As the U.S. Secretary of Defense Ashton Carter admitted after a question from Lindsey Graham during his Senate hearing, that the U.S. provided intelligence, military training and weapons to the People’s Protection Units (YPG), which is the Syrian offshoot of the outlawed PKK that is listed as a terrorist group by both the U.S. and EU.
The article does not even mention the name of the PKK, which claimed responsibility for at least six deadly bomb attacks, and many other attacks that killed military and police officers in Turkey within the recent year. Instead, they are only referred to as “Kurdish militants,” associating terrorism with ethnicity.

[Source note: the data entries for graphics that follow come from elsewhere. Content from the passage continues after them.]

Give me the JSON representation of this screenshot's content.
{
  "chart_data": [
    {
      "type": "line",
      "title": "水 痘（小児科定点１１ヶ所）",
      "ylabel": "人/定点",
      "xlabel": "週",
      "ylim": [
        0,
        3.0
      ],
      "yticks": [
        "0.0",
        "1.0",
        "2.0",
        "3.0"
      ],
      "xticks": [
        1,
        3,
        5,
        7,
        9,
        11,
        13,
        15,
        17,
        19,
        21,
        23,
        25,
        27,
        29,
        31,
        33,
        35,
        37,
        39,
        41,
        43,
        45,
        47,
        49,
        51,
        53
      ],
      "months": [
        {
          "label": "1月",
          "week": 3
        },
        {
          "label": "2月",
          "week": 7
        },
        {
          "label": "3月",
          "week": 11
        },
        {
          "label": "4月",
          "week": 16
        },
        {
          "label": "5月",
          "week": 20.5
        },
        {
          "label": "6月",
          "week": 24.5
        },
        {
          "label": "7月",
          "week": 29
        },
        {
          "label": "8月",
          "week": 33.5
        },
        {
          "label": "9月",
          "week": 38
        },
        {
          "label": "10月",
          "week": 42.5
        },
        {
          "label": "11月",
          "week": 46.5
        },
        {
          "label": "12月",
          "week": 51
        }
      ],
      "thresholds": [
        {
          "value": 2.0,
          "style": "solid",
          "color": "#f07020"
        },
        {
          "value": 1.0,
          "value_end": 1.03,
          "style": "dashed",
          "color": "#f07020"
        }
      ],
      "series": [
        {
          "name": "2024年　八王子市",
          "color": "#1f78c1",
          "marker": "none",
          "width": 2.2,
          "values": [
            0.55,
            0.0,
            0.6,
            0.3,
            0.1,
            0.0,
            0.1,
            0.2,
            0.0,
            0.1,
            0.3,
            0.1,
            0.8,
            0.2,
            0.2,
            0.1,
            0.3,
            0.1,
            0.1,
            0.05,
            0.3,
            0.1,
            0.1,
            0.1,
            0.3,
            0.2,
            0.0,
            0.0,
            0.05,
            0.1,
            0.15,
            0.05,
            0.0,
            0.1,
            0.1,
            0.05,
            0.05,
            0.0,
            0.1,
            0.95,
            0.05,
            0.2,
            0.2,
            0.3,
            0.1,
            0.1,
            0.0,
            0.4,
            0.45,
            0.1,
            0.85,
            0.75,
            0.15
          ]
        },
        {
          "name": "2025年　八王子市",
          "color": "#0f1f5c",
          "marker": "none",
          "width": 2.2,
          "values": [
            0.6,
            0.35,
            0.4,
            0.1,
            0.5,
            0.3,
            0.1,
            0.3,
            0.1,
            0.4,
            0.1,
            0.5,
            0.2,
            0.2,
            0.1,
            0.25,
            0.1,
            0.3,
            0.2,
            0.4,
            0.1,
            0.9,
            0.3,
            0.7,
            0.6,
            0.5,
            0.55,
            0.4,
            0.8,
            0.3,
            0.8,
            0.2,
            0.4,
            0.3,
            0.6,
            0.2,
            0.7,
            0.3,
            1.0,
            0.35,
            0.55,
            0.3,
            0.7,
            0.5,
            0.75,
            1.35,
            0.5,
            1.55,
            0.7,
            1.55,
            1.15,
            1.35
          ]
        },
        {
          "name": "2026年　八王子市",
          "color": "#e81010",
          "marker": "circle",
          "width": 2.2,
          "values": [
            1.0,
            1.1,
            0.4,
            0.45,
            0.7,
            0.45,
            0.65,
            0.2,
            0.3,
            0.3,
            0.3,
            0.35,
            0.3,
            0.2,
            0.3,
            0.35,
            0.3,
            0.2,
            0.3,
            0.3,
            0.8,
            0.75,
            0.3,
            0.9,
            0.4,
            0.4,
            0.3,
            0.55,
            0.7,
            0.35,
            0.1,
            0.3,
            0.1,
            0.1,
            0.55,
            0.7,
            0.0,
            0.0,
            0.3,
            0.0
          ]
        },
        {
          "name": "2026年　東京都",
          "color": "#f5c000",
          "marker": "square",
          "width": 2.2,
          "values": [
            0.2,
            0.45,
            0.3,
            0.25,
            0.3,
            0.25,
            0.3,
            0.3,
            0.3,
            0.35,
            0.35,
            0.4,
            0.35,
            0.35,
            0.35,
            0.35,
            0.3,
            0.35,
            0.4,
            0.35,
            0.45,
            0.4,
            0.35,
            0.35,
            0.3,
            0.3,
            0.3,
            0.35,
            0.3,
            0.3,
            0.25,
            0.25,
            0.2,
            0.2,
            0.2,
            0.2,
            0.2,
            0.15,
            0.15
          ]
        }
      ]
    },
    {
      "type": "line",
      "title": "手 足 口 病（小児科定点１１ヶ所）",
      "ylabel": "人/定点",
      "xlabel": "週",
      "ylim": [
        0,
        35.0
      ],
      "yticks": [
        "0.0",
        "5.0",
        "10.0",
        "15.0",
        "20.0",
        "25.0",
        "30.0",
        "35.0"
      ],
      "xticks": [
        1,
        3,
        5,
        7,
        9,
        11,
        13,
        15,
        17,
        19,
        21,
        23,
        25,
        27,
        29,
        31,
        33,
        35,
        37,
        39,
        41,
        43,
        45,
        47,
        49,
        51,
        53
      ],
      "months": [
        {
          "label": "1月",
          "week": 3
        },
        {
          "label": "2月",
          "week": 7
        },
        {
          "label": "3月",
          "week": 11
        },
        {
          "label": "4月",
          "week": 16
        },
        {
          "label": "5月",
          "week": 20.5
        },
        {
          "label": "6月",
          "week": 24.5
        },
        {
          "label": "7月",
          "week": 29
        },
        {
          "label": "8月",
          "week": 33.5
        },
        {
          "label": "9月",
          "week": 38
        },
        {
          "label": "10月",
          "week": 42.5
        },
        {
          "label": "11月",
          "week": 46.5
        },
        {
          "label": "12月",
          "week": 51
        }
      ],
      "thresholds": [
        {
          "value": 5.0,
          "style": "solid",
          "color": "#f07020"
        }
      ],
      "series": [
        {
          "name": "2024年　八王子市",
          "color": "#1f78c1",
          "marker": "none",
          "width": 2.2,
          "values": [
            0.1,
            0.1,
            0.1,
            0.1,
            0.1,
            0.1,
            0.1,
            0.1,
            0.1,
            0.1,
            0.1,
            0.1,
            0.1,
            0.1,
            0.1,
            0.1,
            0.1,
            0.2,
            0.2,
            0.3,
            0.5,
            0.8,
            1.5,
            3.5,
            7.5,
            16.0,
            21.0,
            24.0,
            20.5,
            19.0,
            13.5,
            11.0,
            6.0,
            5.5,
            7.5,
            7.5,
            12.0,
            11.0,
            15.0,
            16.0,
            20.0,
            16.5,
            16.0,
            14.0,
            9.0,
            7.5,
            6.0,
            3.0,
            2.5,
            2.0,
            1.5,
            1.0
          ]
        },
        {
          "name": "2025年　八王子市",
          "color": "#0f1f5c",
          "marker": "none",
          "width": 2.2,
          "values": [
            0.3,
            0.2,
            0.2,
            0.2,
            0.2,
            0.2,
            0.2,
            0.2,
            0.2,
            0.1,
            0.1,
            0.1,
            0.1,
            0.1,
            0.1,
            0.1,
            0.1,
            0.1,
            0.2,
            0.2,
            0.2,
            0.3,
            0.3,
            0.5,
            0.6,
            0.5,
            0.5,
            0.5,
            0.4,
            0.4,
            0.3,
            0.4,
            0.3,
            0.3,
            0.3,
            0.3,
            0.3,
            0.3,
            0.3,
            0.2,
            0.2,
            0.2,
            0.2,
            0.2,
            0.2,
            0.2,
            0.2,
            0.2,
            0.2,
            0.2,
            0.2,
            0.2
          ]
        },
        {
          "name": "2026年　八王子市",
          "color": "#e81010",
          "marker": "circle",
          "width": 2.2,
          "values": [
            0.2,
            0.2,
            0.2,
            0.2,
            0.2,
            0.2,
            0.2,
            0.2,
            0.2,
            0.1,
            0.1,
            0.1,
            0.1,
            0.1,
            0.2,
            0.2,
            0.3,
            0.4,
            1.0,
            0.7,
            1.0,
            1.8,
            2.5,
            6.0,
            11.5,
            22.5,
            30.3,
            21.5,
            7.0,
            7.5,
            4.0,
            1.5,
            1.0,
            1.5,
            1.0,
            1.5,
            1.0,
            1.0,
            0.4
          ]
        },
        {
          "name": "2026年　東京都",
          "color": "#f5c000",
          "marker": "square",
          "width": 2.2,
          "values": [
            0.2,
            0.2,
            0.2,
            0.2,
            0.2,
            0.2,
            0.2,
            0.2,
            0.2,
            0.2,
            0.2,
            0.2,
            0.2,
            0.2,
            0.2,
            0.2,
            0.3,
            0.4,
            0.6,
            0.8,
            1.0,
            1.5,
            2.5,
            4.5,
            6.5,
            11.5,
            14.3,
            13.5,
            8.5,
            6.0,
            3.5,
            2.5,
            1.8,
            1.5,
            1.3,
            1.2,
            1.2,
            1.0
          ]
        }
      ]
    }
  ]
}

The Justice and Development Party (AK Party) government, which has granted rights to Kurdish citizens to the extent no government has done before, and Turkey, which provides training, support and occasionally weaponry aid to the peshmerga forces of Iraqi Kurdistan, are represented as Kurdophobes.
Prime Minister Binali Yıldırım said in Parliament three days ago, “Turkey is not holding the new administration responsible for arming the YPG but expects the Trump administration to end this shame.”
It is possible to seek an answer for why Turks look for traces of the U.S. through this lens in the face of the Russian ambassador’s assassination only hours before an agreement guaranteed by Ankara and the Kremlin entered into force, and the subsequent attack that was professionally organized and which employed rare military equipment such as steel bullets.
Also, representing President Erdoğan and his proponents as anti-secularist does not comply with the objectivity of journalism, particularly when it is considered that he celebrated the new year with a video message on New Year’s Eve and became maybe the only Muslim leader in the world speaking highly of secularism during his Egypt speech in 2011 and Croatia speech in 2016.
Furthermore, the article did not mention that Daesh calls Erdoğan “the grandson of Atatürk” and defines him as unislamic, while regarding Turkey as an anti-Islamic regime that must be overthrown.
Yet, do they really need such details if their only wish is to represent the Turkish people as paranoid and Erdoğan as a villain?
* Hilal Kaplan is a Turkish columnist. She writes for Daily Sabah Turkish newspaper.